Sacha est sorti de l’hôpital. Il marche un peu mieux depuis son accident du mois de juin. Je le sens bien, ce mec. Pas dans la plainte. J’ai trouvé une sorte d’alter ego. Avec lui, je peux parler de tout. Il en bave, là. Une cervicale pétée et la sensation d’un couteau dans le dos à chaque fois que je l’ai vu toussoter à l’hosto. Y en a qui ont pas d’chance : quand le squelette se déglingue, on aimerait se passer de l’asthme. Dring, ça sonne. J’ouvre.

On parle. J’le regarde avec insistance, j’ai envie de légèreté. Mais on parle. Comme à chaque fois… J’ai bu deux verres de Chardonnay en l’attendant. Je savais pas dans quel état il serait en l’invitant, hier. Mieux que prévu. Plus de minerve. Il me pose des tas de questions. Avec qui je vis, où je vais, d’où je viens. Il me fait rire. Il cherche ce qu’il y a derrière la carapace. Je l’ai vu à nos premiers rendez-vous. J’aime ça. Percer ma forteresse ? J’ouvre pas souvent. Le sait-il ?

Renvoyer le miroir

J’y vais. Louise Attaque dans les baffles. Un ciel orangé au fond du jardin, à travers les fenêtres du petit studio. Le vin, une envie de plaire.

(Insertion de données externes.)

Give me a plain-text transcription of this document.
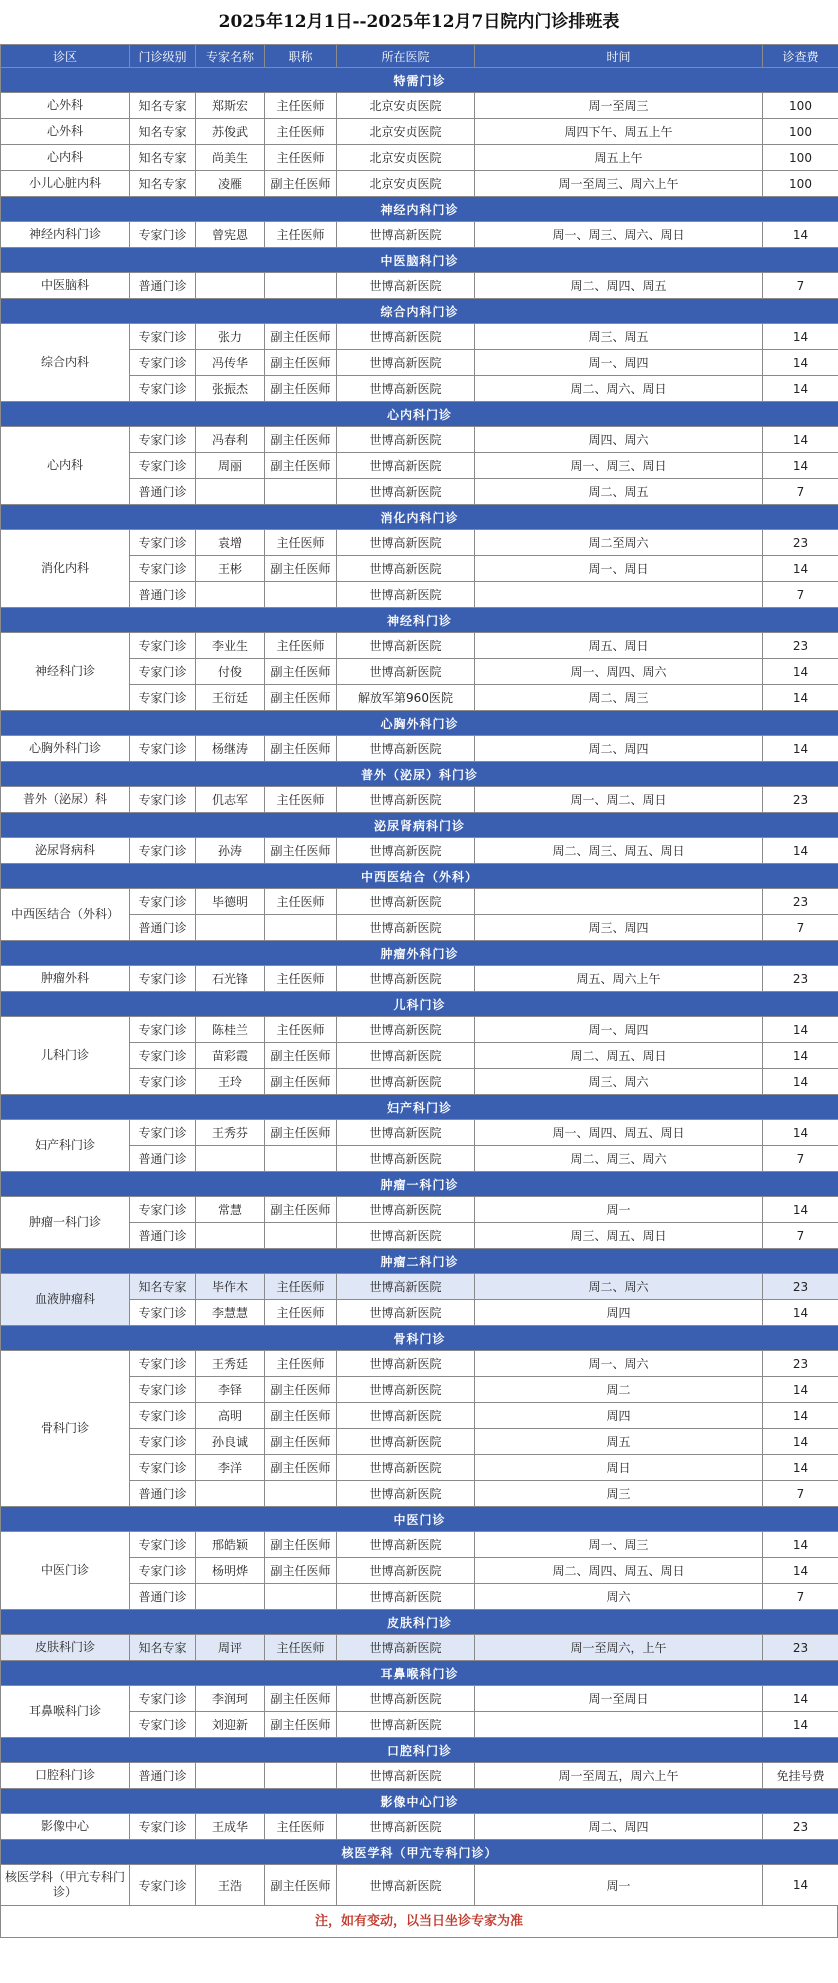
2025年12月1日--2025年12月7日院内门诊排班表
诊区	门诊级别	专家名称	职称	所在医院	时间	诊查费
特需门诊						
心外科	知名专家	郑斯宏	主任医师	北京安贞医院	周一至周三	100
心外科	知名专家	苏俊武	主任医师	北京安贞医院	周四下午、周五上午	100
心内科	知名专家	尚美生	主任医师	北京安贞医院	周五上午	100
小儿心脏内科	知名专家	凌雁	副主任医师	北京安贞医院	周一至周三、周六上午	100
神经内科门诊						
神经内科门诊	专家门诊	曾宪恩	主任医师	世博高新医院	周一、周三、周六、周日	14
中医脑科门诊						
中医脑科	普通门诊			世博高新医院	周二、周四、周五	7
综合内科门诊						
综合内科	专家门诊	张力	副主任医师	世博高新医院	周三、周五	14
	专家门诊	冯传华	副主任医师	世博高新医院	周一、周四	14
	专家门诊	张振杰	副主任医师	世博高新医院	周二、周六、周日	14
心内科门诊						
心内科	专家门诊	冯春利	副主任医师	世博高新医院	周四、周六	14
	专家门诊	周丽	副主任医师	世博高新医院	周一、周三、周日	14
	普通门诊			世博高新医院	周二、周五	7
消化内科门诊						
消化内科	专家门诊	袁增	主任医师	世博高新医院	周二至周六	23
	专家门诊	王彬	副主任医师	世博高新医院	周一、周日	14
	普通门诊			世博高新医院		7
神经科门诊						
神经科门诊	专家门诊	李业生	主任医师	世博高新医院	周五、周日	23
	专家门诊	付俊	副主任医师	世博高新医院	周一、周四、周六	14
	专家门诊	王衍廷	副主任医师	解放军第960医院	周二、周三	14
心胸外科门诊						
心胸外科门诊	专家门诊	杨继涛	副主任医师	世博高新医院	周二、周四	14
普外（泌尿）科门诊						
普外（泌尿）科	专家门诊	仉志军	主任医师	世博高新医院	周一、周二、周日	23
泌尿肾病科门诊						
泌尿肾病科	专家门诊	孙涛	副主任医师	世博高新医院	周二、周三、周五、周日	14
中西医结合（外科）						
中西医结合（外科）	专家门诊	毕德明	主任医师	世博高新医院		23
	普通门诊			世博高新医院	周三、周四	7
肿瘤外科门诊						
肿瘤外科	专家门诊	石光锋	主任医师	世博高新医院	周五、周六上午	23
儿科门诊						
儿科门诊	专家门诊	陈桂兰	主任医师	世博高新医院	周一、周四	14
	专家门诊	苗彩霞	副主任医师	世博高新医院	周二、周五、周日	14
	专家门诊	王玲	副主任医师	世博高新医院	周三、周六	14
妇产科门诊						
妇产科门诊	专家门诊	王秀芬	副主任医师	世博高新医院	周一、周四、周五、周日	14
	普通门诊			世博高新医院	周二、周三、周六	7
肿瘤一科门诊						
肿瘤一科门诊	专家门诊	常慧	副主任医师	世博高新医院	周一	14
	普通门诊			世博高新医院	周三、周五、周日	7
肿瘤二科门诊						
血液肿瘤科	知名专家	毕作木	主任医师	世博高新医院	周二、周六	23
	专家门诊	李慧慧	主任医师	世博高新医院	周四	14
骨科门诊						
骨科门诊	专家门诊	王秀廷	主任医师	世博高新医院	周一、周六	23
	专家门诊	李铎	副主任医师	世博高新医院	周二	14
	专家门诊	高明	副主任医师	世博高新医院	周四	14
	专家门诊	孙良诚	副主任医师	世博高新医院	周五	14
	专家门诊	李洋	副主任医师	世博高新医院	周日	14
	普通门诊			世博高新医院	周三	7
中医门诊						
中医门诊	专家门诊	邢皓颖	副主任医师	世博高新医院	周一、周三	14
	专家门诊	杨明烨	副主任医师	世博高新医院	周二、周四、周五、周日	14
	普通门诊			世博高新医院	周六	7
皮肤科门诊						
皮肤科门诊	知名专家	周评	主任医师	世博高新医院	周一至周六，上午	23
耳鼻喉科门诊						
耳鼻喉科门诊	专家门诊	李润珂	副主任医师	世博高新医院	周一至周日	14
	专家门诊	刘迎新	副主任医师	世博高新医院		14
口腔科门诊						
口腔科门诊	普通门诊			世博高新医院	周一至周五，周六上午	免挂号费
影像中心门诊						
影像中心	专家门诊	王成华	主任医师	世博高新医院	周二、周四	23
核医学科（甲亢专科门诊）						
核医学科（甲亢专科门诊）	专家门诊	王浩	副主任医师	世博高新医院	周一	14
注，如有变动，以当日坐诊专家为准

C’est lui qui dirige l’échange. Mais c’est moi qui le guide sur mes pas.

« Le jour où t’as appris pour le VIH, c’était comment, tu m’as pas dit. C’était où, quand ? On vit comment les heures qui suivent ? »

Hmm, pas mal. En général, les questions invitent pas à la confidence : «  Ça va ta santé ? », « Tu dois encore prendre tes médocs ? (ben oui, c’est à vie) », « Tu as l’air d’aller bien… ? » T’entends ça, tu préfères renvoyer le miroir. En plus, les gens adorent ça, s’entendre parler (je rigole). À la limite, je préfère ça que la question sur la cause de mon infection.

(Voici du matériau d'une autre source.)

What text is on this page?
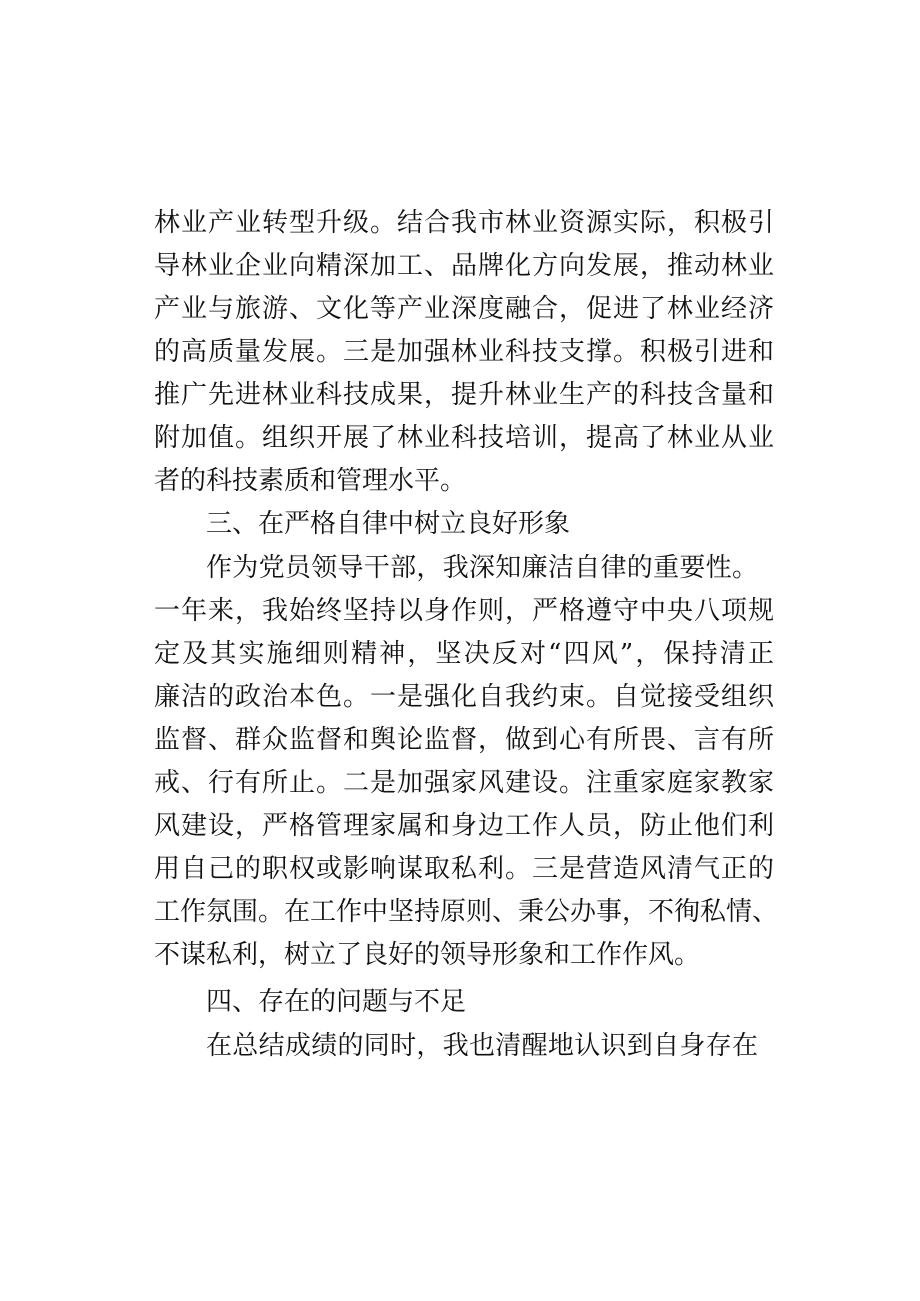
林业产业转型升级。结合我市林业资源实际，积极引
导林业企业向精深加工、品牌化方向发展，推动林业
产业与旅游、文化等产业深度融合，促进了林业经济
的高质量发展。三是加强林业科技支撑。积极引进和
推广先进林业科技成果，提升林业生产的科技含量和
附加值。组织开展了林业科技培训，提高了林业从业
者的科技素质和管理水平。
三、在严格自律中树立良好形象
作为党员领导干部，我深知廉洁自律的重要性。
一年来，我始终坚持以身作则，严格遵守中央八项规
定及其实施细则精神，坚决反对“四风”，保持清正
廉洁的政治本色。一是强化自我约束。自觉接受组织
监督、群众监督和舆论监督，做到心有所畏、言有所
戒、行有所止。二是加强家风建设。注重家庭家教家
风建设，严格管理家属和身边工作人员，防止他们利
用自己的职权或影响谋取私利。三是营造风清气正的
工作氛围。在工作中坚持原则、秉公办事，不徇私情、
不谋私利，树立了良好的领导形象和工作作风。
四、存在的问题与不足
在总结成绩的同时，我也清醒地认识到自身存在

L’herbe brûlée d’un hôpital

Sacha, j’ai bien entendu, il a dit : « C’était comment, les heures qui ont suivi ? »

C’était de l’herbe brûlée, assise sur un parterre devant l’hôpital, le 24 août 2011. Mon compagnon a dû faire Anvers-Bruxelles en moins de trente minutes. Il est arrivé très vite. J’étais malade depuis deux mois. 40 de fièvre, plus aucune force, de la toux sans arrêt. Cet été-là, il y a dix ans, j’ai perdu dix kilos et ma psy m’a sauvée en m’envoyant à l’hosto, où elle a son réseau. « M’enfin, votre médecin parle de déprime depuis votre changement de boulot assez douloureux ? Et quand on est mal, on perd dix kilos, on sue la nuit à en tordre les draps, comme vous me l’expliquez ? » Le lendemain, j’étais testée. Trois jours après, j’étais marquée au fer rouge : VIH, sida en vue et danger de mort. Sur l’herbe brûlée, avec Marco, on a laissé couler les larmes et on s’est de suite demandé·es qui allait faire à manger à Léa et Roméo. Ta question était la bonne… 

« Ton nouveau toubib, il a dit quoi ? »

Il a dit qu’il fallait voir comment j’allais réagir à la trithérapie – trois gros bonbons qui faisaient l’effet d’une usine dans ma tête, à l’époque. Il a testé Marco sur le champ. Et dès le premier jour, ce sont ses yeux profonds comme la mer qui m’ont captée : de la vraie empathie. Je pensais que j’allais m’écrouler. Grâce à lui, à Marco, aux petits, j’ai lutté. La nuit, je pleurais, à la cuisine, je pleurais, face aux enfants, j’assurais et je jouais.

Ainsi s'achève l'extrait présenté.